On 11/30/2023 1:34 PM, Roberto Sassu wrote:
On 11/30/2023 5:15 PM, Casey Schaufler wrote:
On 11/30/2023 12:30 AM, Petr Tesarik wrote:
Hi all,
On 11/30/2023 1:41 AM, Casey Schaufler wrote:
...Excuse me to chime in, but do we really need the ordering in code?
It would be nice if the solution directly addresses the problem.
EVM needs to be after the LSMs that use xattrs, not after all LSMs.
I suggested LSM_ORDER_REALLY_LAST in part to identify the notion as
unattractive.
tl;dr - Yes.
FWIW
the linker guarantees that objects appear in the order they are seen
during the link (unless --sort-section overrides that default, but this
option is not used in the kernel). Since *.a archive files are used in
kbuild, I have also verified that their use does not break the
assumption; they are always created from scratch.
In short, to enforce an ordering, you can simply list the corresponding
object files in that order in the Makefile. Of course, add a big fat
warning comment, so people understand the order is not arbitrary.
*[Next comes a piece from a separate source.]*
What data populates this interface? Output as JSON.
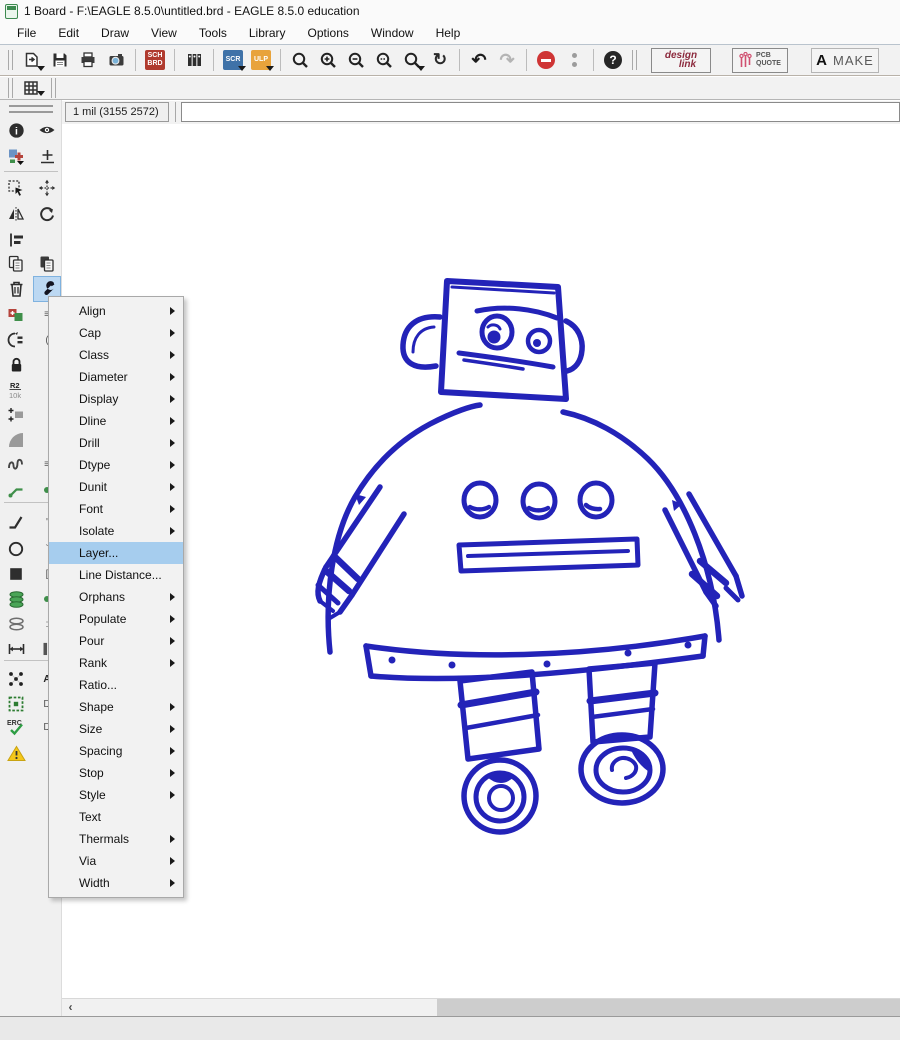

Not everyone builds custom kernels.
Sorry, I didn't understand your comment.
Most people run a disto supplied kernel. If the LSM ordering were determined
only at compile time you could never run a kernel that omitted an LSM.
Everyone builds the kernel, also Linux distros. What Petr was
suggesting was that it does not matter how you build the kernel, the
linker will place the LSMs in the order they appear in the Makefile.
And for this particular case, we have:
obj-$(CONFIG_IMA) += ima/
obj-$(CONFIG_EVM) += evm/
In the past, I also verified that swapping these two resulted in the
swapped order of LSMs. Petr confirmed that it would always happen.
LSM execution order is not based on compilation order. It is specified
by CONFIG_LSM, and may be modified by the LSM_ORDER value. I don't
understand why the linker is even being brought into the discussion.